S. 1782, The American Health Security Act of 2013 (189 pages): http://www.sanders.senate.gov/download/american-health-security-act-of-2…

Introduction of another single payer bill – S. 1782, The American Health Security Act of 2013 – is very timely. Here’s why.

Implementation of the Affordable Care Act is proceeding, and a handful of citizens are pleased to finally gain entrance to an insurance market that they’ve been locked out of. Nevertheless, dissatisfaction is widespread because of a mandate to purchase insurance products that are expensive, that leaves individuals exposed to excessive out-of-pocket costs should they need health care, and that reduces health care choices by reducing the number of providers allowed in the insurance networks. Those with employer-sponsored plans are beginning to see the same changes that reduce both financial security and choices of physicians and hospitals. People are not happy.

The rocky rollout of the exchanges created more smoke than fire, but it did cause people to think more about whether Obamacare is a wise solution to the problems with our health care financing system. On the left, there is a loud and clear call to move forward with enactment of a single payer system – an improved Medicare for all. On the right, there is a loud clamor that Obamacare is so bad that we might end up with a single payer system. By some on the right, that’s posed as a threat, but by others it seems to be a dispirited acknowledgement that Obamacare is so bad, and the proposed Republican reforms are so ineffective, that people will demand a system that works – single payer.

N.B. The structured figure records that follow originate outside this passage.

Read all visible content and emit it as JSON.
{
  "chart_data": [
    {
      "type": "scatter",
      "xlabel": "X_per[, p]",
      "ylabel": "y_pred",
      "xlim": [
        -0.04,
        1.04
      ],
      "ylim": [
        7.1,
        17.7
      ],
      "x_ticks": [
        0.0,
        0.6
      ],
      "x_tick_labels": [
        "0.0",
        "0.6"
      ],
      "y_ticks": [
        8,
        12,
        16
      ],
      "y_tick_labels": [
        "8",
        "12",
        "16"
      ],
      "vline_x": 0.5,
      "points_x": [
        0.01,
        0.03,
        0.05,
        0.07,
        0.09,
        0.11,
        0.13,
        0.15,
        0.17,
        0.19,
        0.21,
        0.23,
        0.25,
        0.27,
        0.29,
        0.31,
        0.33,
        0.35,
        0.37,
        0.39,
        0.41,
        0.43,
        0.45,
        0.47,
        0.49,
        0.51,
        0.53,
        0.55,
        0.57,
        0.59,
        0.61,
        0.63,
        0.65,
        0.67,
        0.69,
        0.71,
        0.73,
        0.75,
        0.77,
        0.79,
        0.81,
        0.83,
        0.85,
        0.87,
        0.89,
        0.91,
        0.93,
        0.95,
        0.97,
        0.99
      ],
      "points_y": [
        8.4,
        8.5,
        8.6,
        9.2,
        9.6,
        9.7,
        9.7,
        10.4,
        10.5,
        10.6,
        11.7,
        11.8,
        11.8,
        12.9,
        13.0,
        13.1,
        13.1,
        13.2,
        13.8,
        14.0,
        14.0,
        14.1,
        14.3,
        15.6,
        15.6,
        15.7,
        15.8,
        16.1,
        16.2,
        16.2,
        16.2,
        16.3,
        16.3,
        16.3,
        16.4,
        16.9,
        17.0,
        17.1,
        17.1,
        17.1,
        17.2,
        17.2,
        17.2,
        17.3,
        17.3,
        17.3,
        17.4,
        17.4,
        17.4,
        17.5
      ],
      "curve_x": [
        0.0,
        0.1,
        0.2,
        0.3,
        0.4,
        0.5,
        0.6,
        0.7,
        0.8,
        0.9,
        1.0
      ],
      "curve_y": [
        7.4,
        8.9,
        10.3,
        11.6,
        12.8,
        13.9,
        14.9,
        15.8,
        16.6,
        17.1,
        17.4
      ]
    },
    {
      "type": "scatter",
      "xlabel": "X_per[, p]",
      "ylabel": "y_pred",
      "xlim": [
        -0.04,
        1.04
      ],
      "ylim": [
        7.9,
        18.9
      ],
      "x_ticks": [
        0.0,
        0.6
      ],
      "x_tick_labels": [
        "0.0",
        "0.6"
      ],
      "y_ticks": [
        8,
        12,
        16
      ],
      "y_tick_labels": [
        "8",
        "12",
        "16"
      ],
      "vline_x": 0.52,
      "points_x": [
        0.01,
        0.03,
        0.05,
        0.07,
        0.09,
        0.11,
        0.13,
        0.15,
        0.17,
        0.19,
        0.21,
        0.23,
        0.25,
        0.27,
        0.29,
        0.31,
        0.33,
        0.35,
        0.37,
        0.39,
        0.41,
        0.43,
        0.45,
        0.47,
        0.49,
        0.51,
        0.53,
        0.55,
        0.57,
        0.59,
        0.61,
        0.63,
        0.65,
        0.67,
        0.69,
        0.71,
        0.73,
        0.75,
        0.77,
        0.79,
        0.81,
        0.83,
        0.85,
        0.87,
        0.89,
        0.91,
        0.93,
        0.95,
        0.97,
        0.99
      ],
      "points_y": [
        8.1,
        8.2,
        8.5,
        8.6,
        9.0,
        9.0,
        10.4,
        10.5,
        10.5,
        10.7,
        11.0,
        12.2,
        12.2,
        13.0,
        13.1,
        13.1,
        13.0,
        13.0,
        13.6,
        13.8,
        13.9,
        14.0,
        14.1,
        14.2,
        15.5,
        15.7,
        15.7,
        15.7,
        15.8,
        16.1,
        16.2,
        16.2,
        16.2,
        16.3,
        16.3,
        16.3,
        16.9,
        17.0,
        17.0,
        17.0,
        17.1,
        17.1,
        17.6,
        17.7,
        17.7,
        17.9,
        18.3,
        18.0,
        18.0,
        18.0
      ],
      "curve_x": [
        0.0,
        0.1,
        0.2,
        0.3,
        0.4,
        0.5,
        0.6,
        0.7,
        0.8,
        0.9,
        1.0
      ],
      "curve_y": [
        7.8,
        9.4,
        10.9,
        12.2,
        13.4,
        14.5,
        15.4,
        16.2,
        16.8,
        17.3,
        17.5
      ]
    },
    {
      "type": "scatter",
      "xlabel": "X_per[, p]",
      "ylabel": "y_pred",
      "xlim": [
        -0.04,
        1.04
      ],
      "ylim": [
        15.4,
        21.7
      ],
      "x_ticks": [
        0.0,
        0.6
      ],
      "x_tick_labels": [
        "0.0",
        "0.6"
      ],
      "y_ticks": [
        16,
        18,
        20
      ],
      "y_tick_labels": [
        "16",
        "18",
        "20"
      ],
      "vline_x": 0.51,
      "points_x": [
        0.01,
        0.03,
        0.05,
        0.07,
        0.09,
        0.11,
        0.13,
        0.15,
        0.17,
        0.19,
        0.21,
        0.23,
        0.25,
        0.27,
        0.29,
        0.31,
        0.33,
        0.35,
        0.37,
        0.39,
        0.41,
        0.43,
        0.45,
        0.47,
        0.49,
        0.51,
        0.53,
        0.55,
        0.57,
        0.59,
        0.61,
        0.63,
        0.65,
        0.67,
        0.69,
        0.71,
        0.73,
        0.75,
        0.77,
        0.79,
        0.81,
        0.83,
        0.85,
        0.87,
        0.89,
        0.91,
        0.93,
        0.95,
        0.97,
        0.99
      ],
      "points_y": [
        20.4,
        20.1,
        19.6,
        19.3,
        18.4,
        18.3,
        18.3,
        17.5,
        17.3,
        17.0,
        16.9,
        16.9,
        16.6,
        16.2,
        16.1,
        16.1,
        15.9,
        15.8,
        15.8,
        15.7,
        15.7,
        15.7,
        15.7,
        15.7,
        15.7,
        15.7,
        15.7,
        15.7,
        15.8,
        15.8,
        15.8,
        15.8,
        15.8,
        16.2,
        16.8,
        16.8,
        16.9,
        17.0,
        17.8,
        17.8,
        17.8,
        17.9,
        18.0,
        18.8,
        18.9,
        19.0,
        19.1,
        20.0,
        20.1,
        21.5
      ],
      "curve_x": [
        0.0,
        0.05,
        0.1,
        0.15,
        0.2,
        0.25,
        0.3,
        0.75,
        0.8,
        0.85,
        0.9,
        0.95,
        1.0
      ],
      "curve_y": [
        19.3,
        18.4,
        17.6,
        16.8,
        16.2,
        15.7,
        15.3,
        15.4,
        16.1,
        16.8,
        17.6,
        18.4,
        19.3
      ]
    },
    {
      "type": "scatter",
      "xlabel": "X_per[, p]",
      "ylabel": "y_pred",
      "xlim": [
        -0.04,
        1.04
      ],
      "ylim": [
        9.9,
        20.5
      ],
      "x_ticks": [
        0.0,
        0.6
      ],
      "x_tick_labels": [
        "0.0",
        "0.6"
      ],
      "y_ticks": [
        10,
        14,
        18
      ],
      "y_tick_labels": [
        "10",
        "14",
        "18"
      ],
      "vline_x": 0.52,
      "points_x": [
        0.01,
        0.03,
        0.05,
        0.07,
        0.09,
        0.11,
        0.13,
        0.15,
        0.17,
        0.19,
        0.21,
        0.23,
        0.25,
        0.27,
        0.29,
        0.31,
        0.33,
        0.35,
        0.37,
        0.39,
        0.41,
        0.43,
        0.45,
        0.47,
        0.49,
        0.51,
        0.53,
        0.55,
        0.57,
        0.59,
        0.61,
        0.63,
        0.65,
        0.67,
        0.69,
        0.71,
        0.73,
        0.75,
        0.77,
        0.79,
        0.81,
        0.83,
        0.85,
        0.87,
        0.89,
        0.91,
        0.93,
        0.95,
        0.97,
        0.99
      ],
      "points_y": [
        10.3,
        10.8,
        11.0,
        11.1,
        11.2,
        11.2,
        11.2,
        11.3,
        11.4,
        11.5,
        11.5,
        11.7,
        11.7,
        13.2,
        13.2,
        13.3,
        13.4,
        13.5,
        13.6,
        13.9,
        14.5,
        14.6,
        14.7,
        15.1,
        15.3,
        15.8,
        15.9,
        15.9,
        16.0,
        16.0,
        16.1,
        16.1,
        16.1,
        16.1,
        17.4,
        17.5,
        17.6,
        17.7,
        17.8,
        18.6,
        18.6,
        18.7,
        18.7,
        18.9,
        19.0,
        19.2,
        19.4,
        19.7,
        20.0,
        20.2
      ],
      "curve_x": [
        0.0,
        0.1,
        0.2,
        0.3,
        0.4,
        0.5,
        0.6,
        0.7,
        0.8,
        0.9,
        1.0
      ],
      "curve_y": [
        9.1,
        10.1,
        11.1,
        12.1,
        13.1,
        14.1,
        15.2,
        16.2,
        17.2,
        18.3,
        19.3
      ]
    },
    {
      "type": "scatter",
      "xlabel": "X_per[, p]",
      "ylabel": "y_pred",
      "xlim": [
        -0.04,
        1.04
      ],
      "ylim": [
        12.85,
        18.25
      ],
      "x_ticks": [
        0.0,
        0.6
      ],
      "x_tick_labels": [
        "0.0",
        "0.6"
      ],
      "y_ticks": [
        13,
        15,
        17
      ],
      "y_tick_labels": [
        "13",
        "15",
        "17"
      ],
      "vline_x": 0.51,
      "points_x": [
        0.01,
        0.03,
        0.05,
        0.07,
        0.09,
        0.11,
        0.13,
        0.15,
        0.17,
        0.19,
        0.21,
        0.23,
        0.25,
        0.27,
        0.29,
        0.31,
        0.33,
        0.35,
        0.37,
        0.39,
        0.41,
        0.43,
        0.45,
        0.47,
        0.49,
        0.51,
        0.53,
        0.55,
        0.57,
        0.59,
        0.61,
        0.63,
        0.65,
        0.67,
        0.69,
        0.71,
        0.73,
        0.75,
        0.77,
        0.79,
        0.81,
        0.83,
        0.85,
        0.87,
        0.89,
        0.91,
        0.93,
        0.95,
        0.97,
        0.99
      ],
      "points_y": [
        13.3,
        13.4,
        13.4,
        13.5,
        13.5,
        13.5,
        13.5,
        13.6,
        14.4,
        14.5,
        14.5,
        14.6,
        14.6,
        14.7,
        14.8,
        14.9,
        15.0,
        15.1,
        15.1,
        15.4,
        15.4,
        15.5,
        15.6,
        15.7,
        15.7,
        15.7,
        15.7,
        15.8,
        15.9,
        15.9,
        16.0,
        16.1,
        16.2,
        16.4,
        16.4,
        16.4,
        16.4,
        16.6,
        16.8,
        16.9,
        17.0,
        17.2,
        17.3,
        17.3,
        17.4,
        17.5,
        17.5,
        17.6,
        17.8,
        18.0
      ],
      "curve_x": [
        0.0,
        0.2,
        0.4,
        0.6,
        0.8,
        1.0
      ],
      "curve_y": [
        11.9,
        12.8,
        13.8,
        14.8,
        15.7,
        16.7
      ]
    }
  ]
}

Because increased awareness of the flaws in Obamacare, and because of the intensification of the national dialogue on single payer, along with the recent endorsement of respected thought leaders, now is the perfect time to introduce a new single payer bill. Sen. Bernie Sanders has introduced S. 1782 in the Senate, and Rep. Jim McDermott is sponsoring the sister bill in the House.

Some might be concerned that introduction of another single payer bill into Congress when we already have Rep. John Conyers’ single payer bill – H.R. 676 – could muddle the politics by diverting attention of potential supporters to the two bills, with a contest to decide which is the better legislation. There are differences in the bills, but it is crucial to understand that they are simply two expressions of the one single payer concept. The differences that we should be discussing in public are not the differences in these two bills, but rather the differences between an effective and efficient single payer model that achieves our goals, and our current highly inefficient, dysfunctional multi-payer model that falls far so short – the flawed model that Obamacare perpetuates.

When it becomes time to move the legislation forward, the details can be worked out. Proven single payer policies would be inviolate, but the markup would be directed more to crafting appropriate legislative language rather than to sabotaging beneficial single payer principles.

While there is a lot of noise and dissatisfaction, now is the time to push the single payer message. When we have people like Colin Powell, John Podesta, Steven Nissen and Donald Berwick willing to speak up, then we know it’s time for us to get to work.